Bergamo Film Meeting is a film festival held every March in Bergamo, Lombardy. The festival was founded by Sandro Zambetti and Angelo Signorelli in 1983. As of 2023, it has an annual attendance of 70000 and offers more than 150 screenings in its program.

== Profile ==

Bergamo Film Meeting was founded in 1983 by Sandro Zambetti and Angelo Signorelli and managed by Associazione Bergamo Film Meeting ONLUS.

Initially established as a non-competitive film exhibition, in 1987 the festival introduced a competitive section Mostra Concorso. The main prize Rosa Camuna in gold, silver and bronze was distributed by audience voting. Since the 2009 edition, the prize has taken the name Bergamo Film Meeting Prize and from 2013 a cash prize is also awarded to the winning film in the section.

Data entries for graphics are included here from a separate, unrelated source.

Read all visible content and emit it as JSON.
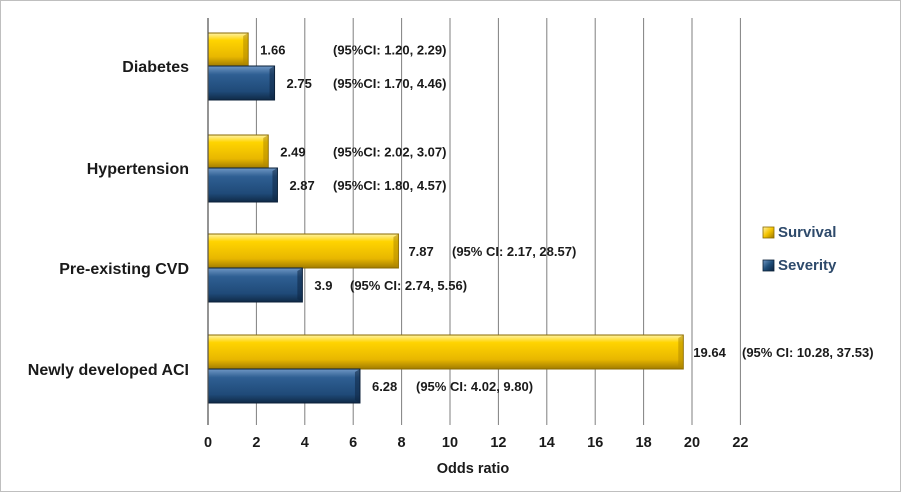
{
  "chart_data": {
    "type": "bar",
    "orientation": "horizontal",
    "categories": [
      "Diabetes",
      "Hypertension",
      "Pre-existing CVD",
      "Newly developed ACI"
    ],
    "series": [
      {
        "name": "Survival",
        "color": "#f5c400",
        "values": [
          1.66,
          2.49,
          7.87,
          19.64
        ],
        "value_labels": [
          "1.66",
          "2.49",
          "7.87",
          "19.64"
        ],
        "ci_labels": [
          "(95%CI: 1.20, 2.29)",
          "(95%CI: 2.02, 3.07)",
          "(95% CI: 2.17, 28.57)",
          "(95% CI: 10.28, 37.53)"
        ]
      },
      {
        "name": "Severity",
        "color": "#1f4e79",
        "values": [
          2.75,
          2.87,
          3.9,
          6.28
        ],
        "value_labels": [
          "2.75",
          "2.87",
          "3.9",
          "6.28"
        ],
        "ci_labels": [
          "(95%CI: 1.70, 4.46)",
          "(95%CI: 1.80, 4.57)",
          "(95% CI: 2.74, 5.56)",
          "(95% CI: 4.02, 9.80)"
        ]
      }
    ],
    "title": "",
    "xlabel": "Odds ratio",
    "ylabel": "",
    "xlim": [
      0,
      22
    ],
    "xticks": [
      0,
      2,
      4,
      6,
      8,
      10,
      12,
      14,
      16,
      18,
      20,
      22
    ],
    "grid": "vertical",
    "legend": "right"
  }
}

The international competition includes feature films by emerging authors that have not been released in Italy. Every year more than 150 films are selected for the festival's program.

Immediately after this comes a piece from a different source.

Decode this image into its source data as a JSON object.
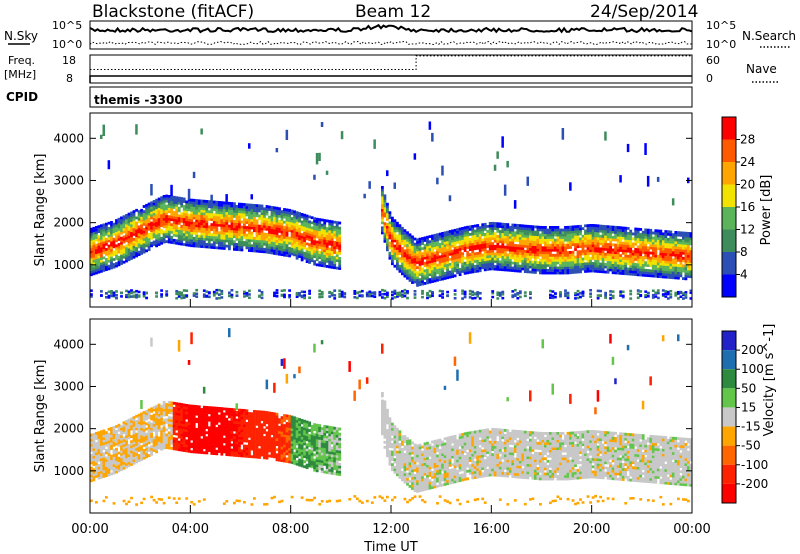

In 2012, the city government of Bergamo awarded the festival with a Gold Medal of Civic Recognition.

By 2016, the festival had screened more than 3,800 films, released 434 films, and published more than 101 books about cinema, including monographs and catalogs for every edition. The annual attendance raised up to 70000 visitors.

At the 42th edition of the festival in 2024, Signorelli announced his retirement and entrusted the festival to his co-directors Fiammetta Girola and Annamaria Materazzini.

=== Sections ===
- Mostra Concorso is the international competition program.
- Kino Club is a section for audiences of 6–18 years that offers film screenings, workshops and laboratories.
- Visti da vicino is a section for documentaries.
- Anteprime nazionali
- Europe, Now! is a two-days industry meeting that includes a selection of graduate films from European film schools.

== Editions ==

=== 2025 ===

The 43rd edition of the Bergamo Film Meeting took place from March 8 to 16, 2025. The edition featured a line-up of 160 short and feature films, a retrospective of Otar Iosseliani and an homage to Wojciech Jerzy Has, as well as the full back-catalogues of Alice Nellis and Christian Petzold. In the Exhibition competition, first prize went to Gina, directed by Austrian filmmaker Ulrike Kofler. Second prize went to Bitter Gold by Juan Olea, third prize — Lazy Girls by Karim Dridi. Koya Kamura was selected Best Director for his debut feature Winter in Sokcho. Jury Special Mention — Personale by Carmen Trocker.

=== 2026 ===

The 44th edition of the festival ran from 7 to 15 March, 2026. Best Film Award went to Porte Bagage by Abdelkarim El-Fassi. The second place went to Hidden People by Slovenian director Miha Hočevar. The Frog and the Water by Thomas Stuber took the Jury Prize.